Record $1.5 Trillion Rift Opens Between Mutual Fund, ETF Flows

Investors are spurning mutual funds at a record clip, driving a $1.5 trillion gap in the flow of money from the old-school investment vehicles and into ever-popular ETFs.

The divide this year between the two investment types widened to an all-time high, up from $950 billion in 2021, according to data compiled by Bloomberg Intelligence. The growing disparity is one measure of the speed with which ETFs are eating into the market dominance of mutual funds.

The tide has been shifting for years in an embrace of ETFs’ easier-to-trade and tax-friendly structure. But the market turmoil and a fixed-income rout amid aggressive Federal Reserve rate hikes in 2022 further accelerated the divide as investors elected to make faster moving bets in exchange-traded funds over their staid brethren.

“Bonds having their first major bear market in over 40 years has resulted in a colossal industry-altering move from mutual funds to ETFs,” according to Todd Sohn at Strategas Securities.
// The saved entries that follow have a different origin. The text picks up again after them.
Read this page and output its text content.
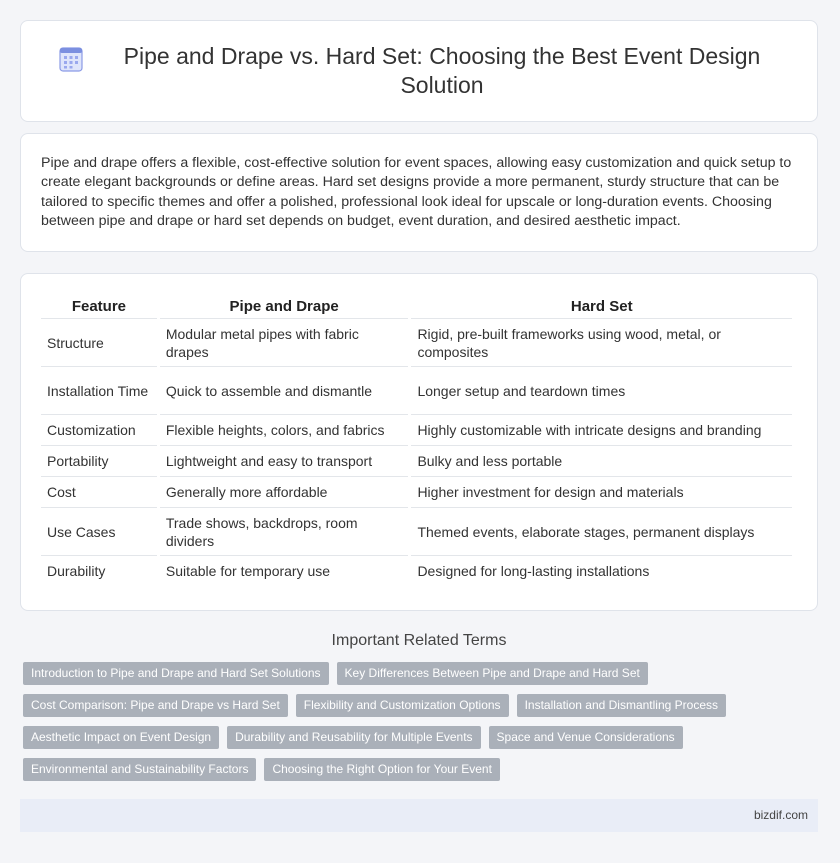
Pipe and Drape vs. Hard Set: Choosing the Best Event Design Solution

Pipe and drape offers a flexible, cost-effective solution for event spaces, allowing easy customization and quick setup to create elegant backgrounds or define areas. Hard set designs provide a more permanent, sturdy structure that can be tailored to specific themes and offer a polished, professional look ideal for upscale or long-duration events. Choosing between pipe and drape or hard set depends on budget, event duration, and desired aesthetic impact.

Feature	Pipe and Drape	Hard Set
Structure	Modular metal pipes with fabric drapes	Rigid, pre-built frameworks using wood, metal, or composites
Installation Time	Quick to assemble and dismantle	Longer setup and teardown times
Customization	Flexible heights, colors, and fabrics	Highly customizable with intricate designs and branding
Portability	Lightweight and easy to transport	Bulky and less portable
Cost	Generally more affordable	Higher investment for design and materials
Use Cases	Trade shows, backdrops, room dividers	Themed events, elaborate stages, permanent displays
Durability	Suitable for temporary use	Designed for long-lasting installations
Important Related Terms
Introduction to Pipe and Drape and Hard Set Solutions	Key Differences Between Pipe and Drape and Hard Set
Cost Comparison: Pipe and Drape vs Hard Set	Flexibility and Customization Options	Installation and Dismantling Process
Aesthetic Impact on Event Design	Durability and Reusability for Multiple Events	Space and Venue Considerations
Environmental and Sustainability Factors	Choosing the Right Option for Your Event
bizdif.com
“It’s been a development really two years in the making, going back to the Fed buying fixed-income ETFs in 2020, and then the rise of inflation and a tighter Fed resulting in a major bear market for bonds,” the ETF strategist said.

Mutual funds saw investors pull $480 billion out of fixed income, the first yearly outflow for the asset class since 2015. At the same time, ETFs have raked in bond investments of $184 billion as of Dec. 15, less than the over $200 billion seen in the prior two years.